Republican presidential hopeful Rand Paul vowed to skip Thursday’s Fox Business debate after the network announced on Monday evening that he did not qualify for the main stage.

“I won’t participate in anything that’s not first tier because we have a first tier campaign,” the Kentucky senator told CNN.

Prior to Monday, Paul had qualified for each of the primetime debates.

Joe Raedle/Getty Images

Joe Raedle/Getty Images

To qualify, a candidate needed to place in the top six in an average of the five most recent national polls, or in the top five in an average of the five most recent polls in Iowa or New Hampshire.

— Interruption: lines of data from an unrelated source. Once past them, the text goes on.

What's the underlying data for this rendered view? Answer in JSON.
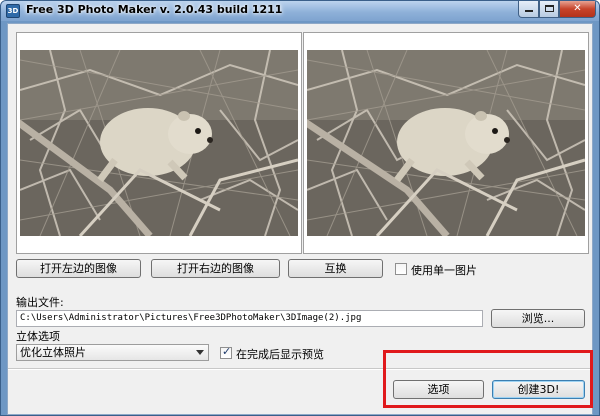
{
  "window": {
    "title": "Free 3D Photo Maker  v. 2.0.43 build 1211",
    "icon_text": "3D"
  },
  "images": {
    "left_alt": "",
    "right_alt": ""
  },
  "buttons": {
    "open_left": "打开左边的图像",
    "open_right": "打开右边的图像",
    "swap": "互换",
    "browse": "浏览...",
    "options": "选项",
    "create": "创建3D!"
  },
  "single_image": {
    "label": "使用单一图片",
    "checked": false
  },
  "output": {
    "label": "输出文件:",
    "path": "C:\\Users\\Administrator\\Pictures\\Free3DPhotoMaker\\3DImage(2).jpg"
  },
  "stereo": {
    "label": "立体选项",
    "selected": "优化立体照片"
  },
  "preview": {
    "label": "在完成后显示预览",
    "checked": true
  },
  "colors": {
    "highlight": "#e0191c",
    "titlebar": "#8fb1d9"
  }
}
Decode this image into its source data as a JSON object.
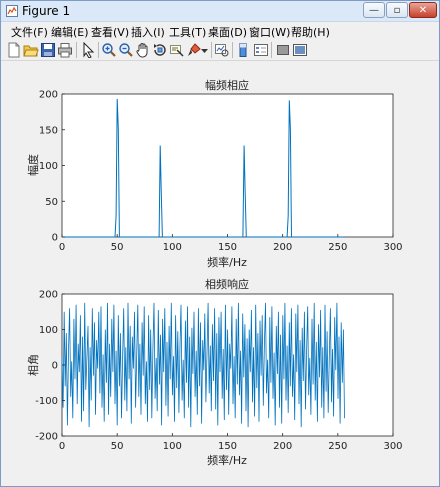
{
  "window": {
    "title": "Figure 1"
  },
  "controls": {
    "minimize": "—",
    "restore": "▫",
    "close": "✕"
  },
  "menu": [
    "文件(F)",
    "编辑(E)",
    "查看(V)",
    "插入(I)",
    "工具(T)",
    "桌面(D)",
    "窗口(W)",
    "帮助(H)"
  ],
  "toolbar_icons": [
    "new-figure-icon",
    "open-file-icon",
    "save-icon",
    "print-icon",
    "arrow-pointer-icon",
    "zoom-in-icon",
    "zoom-out-icon",
    "pan-hand-icon",
    "rotate-3d-icon",
    "data-cursor-icon",
    "brush-icon",
    "dropdown-arrow-icon",
    "link-plot-icon",
    "insert-colorbar-icon",
    "insert-legend-icon",
    "hide-plot-tools-icon",
    "show-plot-tools-icon"
  ],
  "colors": {
    "line": "#0072bd",
    "axes_bg": "#ffffff",
    "figure_bg": "#f0f0f0"
  },
  "chart_data": [
    {
      "type": "line",
      "title": "幅频相应",
      "xlabel": "频率/Hz",
      "ylabel": "幅度",
      "xlim": [
        0,
        300
      ],
      "ylim": [
        0,
        200
      ],
      "xticks": [
        0,
        50,
        100,
        150,
        200,
        250,
        300
      ],
      "yticks": [
        0,
        50,
        100,
        150,
        200
      ],
      "series": [
        {
          "x": [
            0,
            48,
            49,
            50,
            51,
            52,
            88,
            89,
            90,
            91,
            92,
            164,
            165,
            166,
            167,
            168,
            204,
            205,
            206,
            207,
            208,
            256
          ],
          "y": [
            0,
            0,
            30,
            193,
            152,
            0,
            0,
            128,
            60,
            0,
            0,
            0,
            128,
            60,
            0,
            0,
            0,
            30,
            191,
            150,
            0,
            0
          ]
        }
      ]
    },
    {
      "type": "line",
      "title": "相频响应",
      "xlabel": "频率/Hz",
      "ylabel": "相角",
      "xlim": [
        0,
        300
      ],
      "ylim": [
        -200,
        200
      ],
      "xticks": [
        0,
        50,
        100,
        150,
        200,
        250,
        300
      ],
      "yticks": [
        -200,
        -100,
        0,
        100,
        200
      ],
      "series": [
        {
          "x_range": [
            0,
            256
          ],
          "y": [
            20,
            -120,
            150,
            -60,
            90,
            -170,
            40,
            160,
            -90,
            10,
            -150,
            130,
            -40,
            170,
            -110,
            60,
            -20,
            140,
            -160,
            80,
            -130,
            175,
            -70,
            20,
            110,
            -175,
            50,
            -100,
            160,
            -30,
            120,
            -140,
            70,
            -10,
            150,
            -80,
            165,
            -120,
            30,
            -160,
            100,
            -50,
            175,
            -140,
            60,
            -90,
            130,
            -20,
            170,
            -110,
            40,
            -170,
            140,
            -60,
            90,
            -150,
            20,
            160,
            -100,
            50,
            -130,
            175,
            -40,
            110,
            -165,
            80,
            -10,
            150,
            -120,
            30,
            170,
            -90,
            60,
            -140,
            120,
            -30,
            165,
            -110,
            10,
            -160,
            140,
            -70,
            100,
            -150,
            45,
            175,
            -95,
            20,
            -130,
            155,
            -55,
            85,
            -170,
            130,
            -20,
            160,
            -115,
            65,
            -145,
            110,
            -40,
            175,
            -85,
            25,
            -160,
            140,
            -65,
            95,
            -135,
            55,
            170,
            -100,
            15,
            -150,
            125,
            -50,
            165,
            -120,
            80,
            -175,
            105,
            -25,
            150,
            -90,
            40,
            -140,
            160,
            -60,
            120,
            -165,
            70,
            -15,
            145,
            -105,
            35,
            175,
            -80,
            55,
            -130,
            115,
            -45,
            160,
            -125,
            90,
            -170,
            135,
            -20,
            150,
            -95,
            45,
            -155,
            170,
            -70,
            100,
            -140,
            60,
            -10,
            165,
            -110,
            25,
            -150,
            130,
            -55,
            175,
            -85,
            40,
            -165,
            145,
            -35,
            115,
            -130,
            75,
            -175,
            100,
            -20,
            155,
            -105,
            50,
            -145,
            170,
            -65,
            90,
            -160,
            125,
            -30,
            140,
            -115,
            60,
            175,
            -80,
            15,
            -150,
            135,
            -50,
            165,
            -95,
            35,
            -170,
            110,
            -25,
            150,
            -120,
            85,
            -165,
            140,
            -40,
            175,
            -100,
            55,
            -135,
            120,
            -60,
            160,
            -90,
            30,
            -155,
            145,
            -20,
            170,
            -110,
            70,
            -175,
            105,
            -45,
            150,
            -125,
            40,
            165,
            -85,
            20,
            -140,
            130,
            -55,
            175,
            -100,
            65,
            -160,
            115,
            -35,
            155,
            -120,
            50,
            -150,
            170,
            -75,
            95,
            -135,
            25,
            160,
            -105,
            45,
            -145,
            135,
            -15,
            175,
            -95,
            80,
            -165,
            120,
            -50,
            100,
            -150
          ]
        }
      ]
    }
  ]
}
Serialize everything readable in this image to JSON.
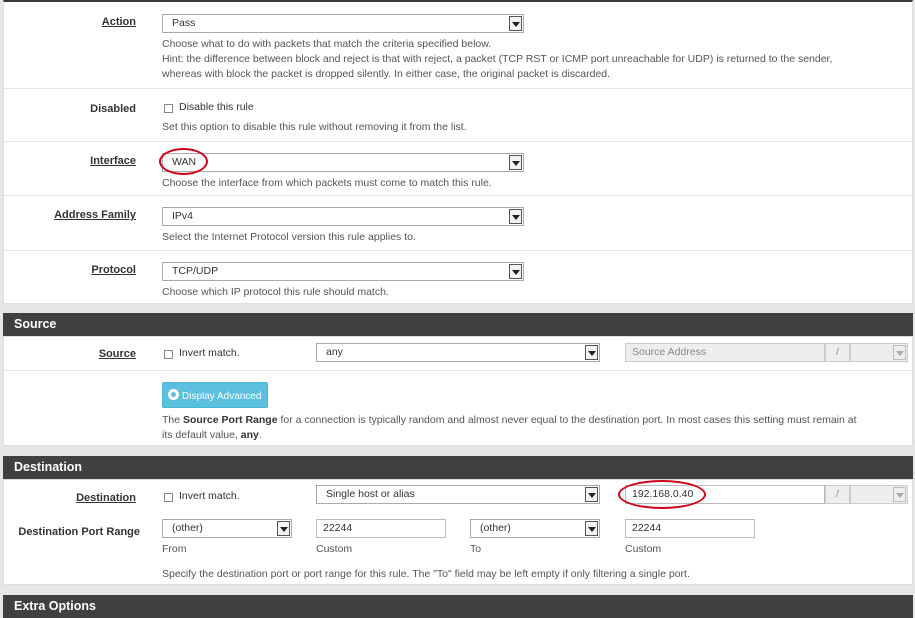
{
  "rule": {
    "action": {
      "label": "Action",
      "value": "Pass",
      "help1": "Choose what to do with packets that match the criteria specified below.",
      "help2": "Hint: the difference between block and reject is that with reject, a packet (TCP RST or ICMP port unreachable for UDP) is returned to the sender,",
      "help3": "whereas with block the packet is dropped silently. In either case, the original packet is discarded."
    },
    "disabled": {
      "label": "Disabled",
      "checkbox_label": "Disable this rule",
      "help": "Set this option to disable this rule without removing it from the list."
    },
    "interface": {
      "label": "Interface",
      "value": "WAN",
      "help": "Choose the interface from which packets must come to match this rule."
    },
    "address_family": {
      "label": "Address Family",
      "value": "IPv4",
      "help": "Select the Internet Protocol version this rule applies to."
    },
    "protocol": {
      "label": "Protocol",
      "value": "TCP/UDP",
      "help": "Choose which IP protocol this rule should match."
    }
  },
  "source": {
    "heading": "Source",
    "label": "Source",
    "invert_label": "Invert match.",
    "type_value": "any",
    "address_placeholder": "Source Address",
    "slash": "/",
    "advanced_button": "Display Advanced",
    "help_pre": "The ",
    "help_bold": "Source Port Range",
    "help_mid": " for a connection is typically random and almost never equal to the destination port. In most cases this setting must remain at",
    "help_line2_pre": "its default value, ",
    "help_line2_bold": "any",
    "help_line2_post": "."
  },
  "destination": {
    "heading": "Destination",
    "label": "Destination",
    "invert_label": "Invert match.",
    "type_value": "Single host or alias",
    "address_value": "192.168.0.40",
    "slash": "/",
    "port_range_label": "Destination Port Range",
    "from_select": "(other)",
    "from_custom": "22244",
    "to_select": "(other)",
    "to_custom": "22244",
    "from_caption": "From",
    "custom_caption": "Custom",
    "to_caption": "To",
    "custom_caption2": "Custom",
    "help": "Specify the destination port or port range for this rule. The \"To\" field may be left empty if only filtering a single port."
  },
  "extra": {
    "heading": "Extra Options"
  },
  "annotation_color": "#d0021b",
  "accent_button_color": "#5bc0de"
}
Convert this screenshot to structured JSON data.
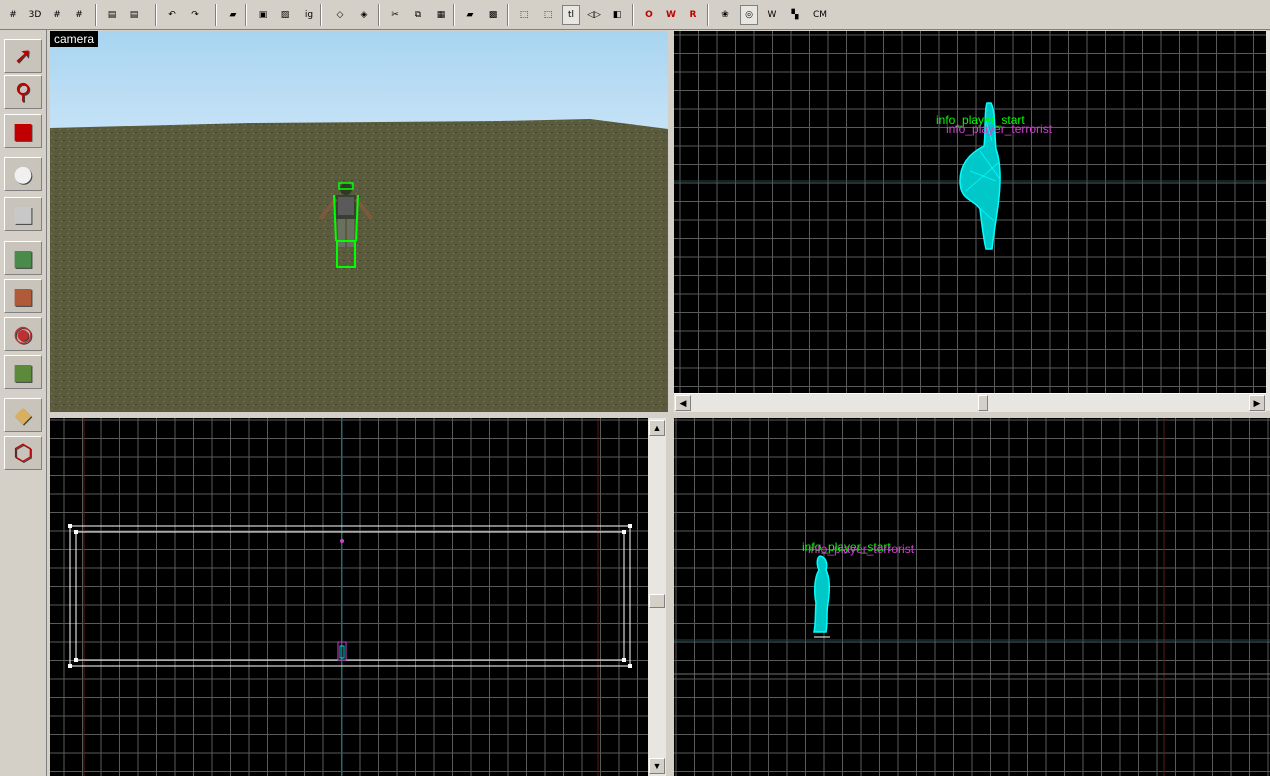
{
  "toolbar": {
    "buttons": [
      {
        "name": "grid-toggle-icon",
        "glyph": "#"
      },
      {
        "name": "3d-grid-icon",
        "glyph": "3D"
      },
      {
        "name": "smaller-grid-icon",
        "glyph": "#"
      },
      {
        "name": "larger-grid-icon",
        "glyph": "#"
      },
      {
        "name": "load-window-state-icon",
        "glyph": "▤"
      },
      {
        "name": "save-window-state-icon",
        "glyph": "▤"
      },
      {
        "name": "undo-icon",
        "glyph": "↶"
      },
      {
        "name": "redo-icon",
        "glyph": "↷"
      },
      {
        "name": "carve-icon",
        "glyph": "▰"
      },
      {
        "name": "group-icon",
        "glyph": "▣"
      },
      {
        "name": "ungroup-icon",
        "glyph": "▨"
      },
      {
        "name": "ignore-groups-icon",
        "glyph": "ig"
      },
      {
        "name": "hide-selected-icon",
        "glyph": "◇"
      },
      {
        "name": "hide-unselected-icon",
        "glyph": "◈"
      },
      {
        "name": "cut-icon",
        "glyph": "✂"
      },
      {
        "name": "copy-icon",
        "glyph": "⧉"
      },
      {
        "name": "paste-icon",
        "glyph": "▦"
      },
      {
        "name": "texture-lock-icon",
        "glyph": "▰"
      },
      {
        "name": "texture-scale-lock-icon",
        "glyph": "▩"
      },
      {
        "name": "select-icon",
        "glyph": "⬚"
      },
      {
        "name": "selection-toggle-icon",
        "glyph": "⬚"
      },
      {
        "name": "transform-icon",
        "glyph": "tl"
      },
      {
        "name": "flip-icon",
        "glyph": "◁▷"
      },
      {
        "name": "align-icon",
        "glyph": "◧"
      },
      {
        "name": "show-objects-icon",
        "glyph": "O"
      },
      {
        "name": "show-wireframe-icon",
        "glyph": "W"
      },
      {
        "name": "show-entities-icon",
        "glyph": "R"
      },
      {
        "name": "vertex-tool-icon",
        "glyph": "❀"
      },
      {
        "name": "polygon-view-icon",
        "glyph": "◎"
      },
      {
        "name": "texture-view-icon",
        "glyph": "W"
      },
      {
        "name": "flat-shaded-icon",
        "glyph": "▚"
      },
      {
        "name": "cordon-mode-icon",
        "glyph": "CM"
      }
    ]
  },
  "tools": [
    {
      "name": "selection-tool-icon",
      "glyph": "➚",
      "color": "#c00000"
    },
    {
      "name": "magnify-tool-icon",
      "glyph": "⚲",
      "color": "#c00000"
    },
    {
      "name": "camera-tool-icon",
      "glyph": "■",
      "color": "#c00000"
    },
    {
      "name": "entity-tool-icon",
      "glyph": "●",
      "color": "#f0f0f0"
    },
    {
      "name": "block-tool-icon",
      "glyph": "■",
      "color": "#c8c8c8"
    },
    {
      "name": "texture-application-tool-icon",
      "glyph": "■",
      "color": "#4a8a4a"
    },
    {
      "name": "apply-current-texture-icon",
      "glyph": "■",
      "color": "#b05a3a"
    },
    {
      "name": "decal-tool-icon",
      "glyph": "◉",
      "color": "#c03030"
    },
    {
      "name": "overlay-tool-icon",
      "glyph": "■",
      "color": "#5a8a3a"
    },
    {
      "name": "clipping-tool-icon",
      "glyph": "◆",
      "color": "#d8b060"
    },
    {
      "name": "vertex-manipulation-tool-icon",
      "glyph": "⬡",
      "color": "#c00000"
    }
  ],
  "viewports": {
    "camera": {
      "label": "camera"
    },
    "top": {
      "entity_label_1": "info_player_start",
      "entity_label_2": "info_player_terrorist"
    },
    "side": {
      "entity_label_1": "info_player_start",
      "entity_label_2": "info_player_terrorist"
    }
  },
  "colors": {
    "grid": "#3c3c3c",
    "grid_major": "#5a5a5a",
    "selection": "#00ffff",
    "label_green": "#00ff00",
    "label_magenta": "#d040d0"
  }
}
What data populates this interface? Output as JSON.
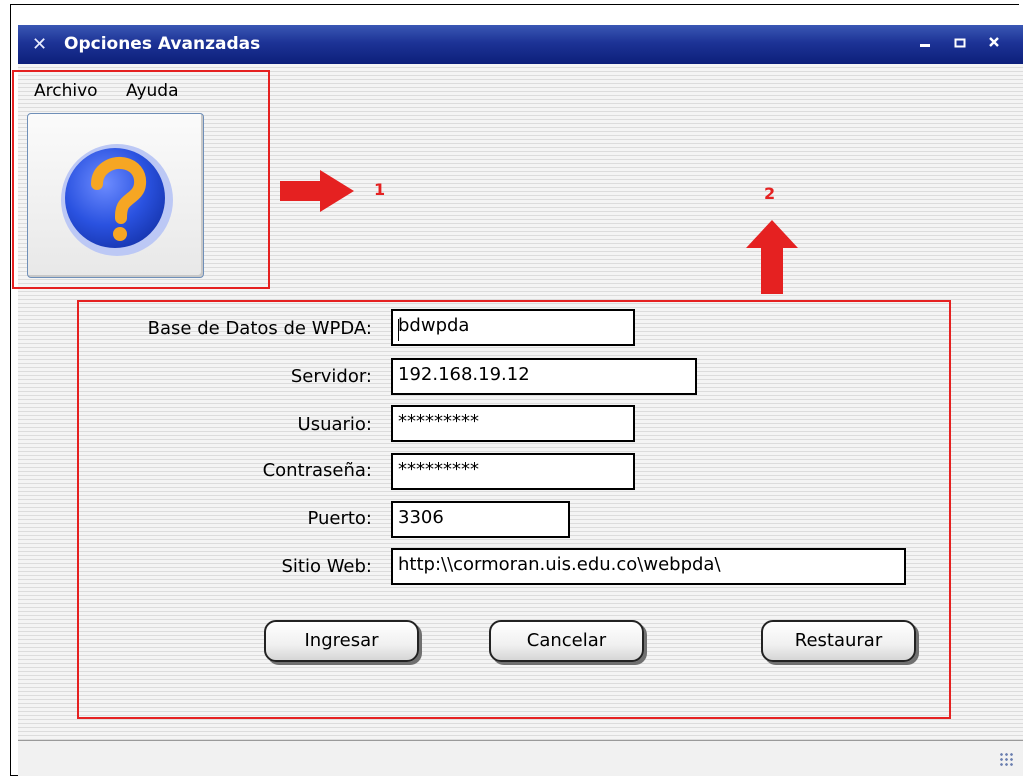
{
  "window": {
    "title": "Opciones Avanzadas",
    "app_icon_glyph": "✕"
  },
  "menu": {
    "items": [
      "Archivo",
      "Ayuda"
    ]
  },
  "toolbar": {
    "help_button_icon": "help-question-icon"
  },
  "annotations": {
    "label_1": "1",
    "label_2": "2"
  },
  "form": {
    "fields": [
      {
        "label": "Base de Datos de WPDA:",
        "value": "bdwpda"
      },
      {
        "label": "Servidor:",
        "value": "192.168.19.12"
      },
      {
        "label": "Usuario:",
        "value": "*********"
      },
      {
        "label": "Contraseña:",
        "value": "*********"
      },
      {
        "label": "Puerto:",
        "value": "3306"
      },
      {
        "label": "Sitio Web:",
        "value": "http:\\\\cormoran.uis.edu.co\\webpda\\"
      }
    ],
    "buttons": {
      "ingresar": "Ingresar",
      "cancelar": "Cancelar",
      "restaurar": "Restaurar"
    }
  },
  "colors": {
    "titlebar": "#1d3396",
    "annotation": "#e52121",
    "help_icon_blue": "#2a52e0",
    "help_icon_orange": "#f6a623"
  }
}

A memo sent to each of the candidates from the Fox News Decision Desk provided further detail on how the network came to its decision:

The six* polls used in the national average were conducted by the following organizations: Investor’s Business Daily/TIPP, FOX News, CNN/ORC, Quinnipiac University, ABC News/Washington Post, and Monmouth University.  All were conducted within the last month (the earliest were completed December 13.)  *Six were used rather than five because the earliest two polls were done concurrently. 

The six* polls used in the Iowa average were conducted by the following organizations: American Research Group, Quinnipiac University, FOX News, NBC News/WSJ/Marist, Loras College, and The Des Moines Register/Bloomberg.  *Six were used rather than five because the earliest two polls were done concurrently.

The five polls used in the New Hampshire average were conducted by the following organizations:  Monmouth University, American Research Group, FOX News, NBC News/WSJ/Marist, and Franklin Pierce/Boston Herald.

The Paul campaign, however, contended in a statement that Fox Business was “creating ‘tiers’” based on “bad science” and called it “irresponsible.”

“By any reasonable criteria Senator Paul has a top tier campaign,” the statement said. “He will not let the media decide the tiers of this race and will instead take his message directly to the voters of New Hampshire and Iowa.

The statement added that Paul is “an important voice” in the GOP primary and “has a unique message to share.”

“He will hit the ground running this week to double down on his efforts to talk straight to the voters. See you in New Hampshire and Iowa,” it said.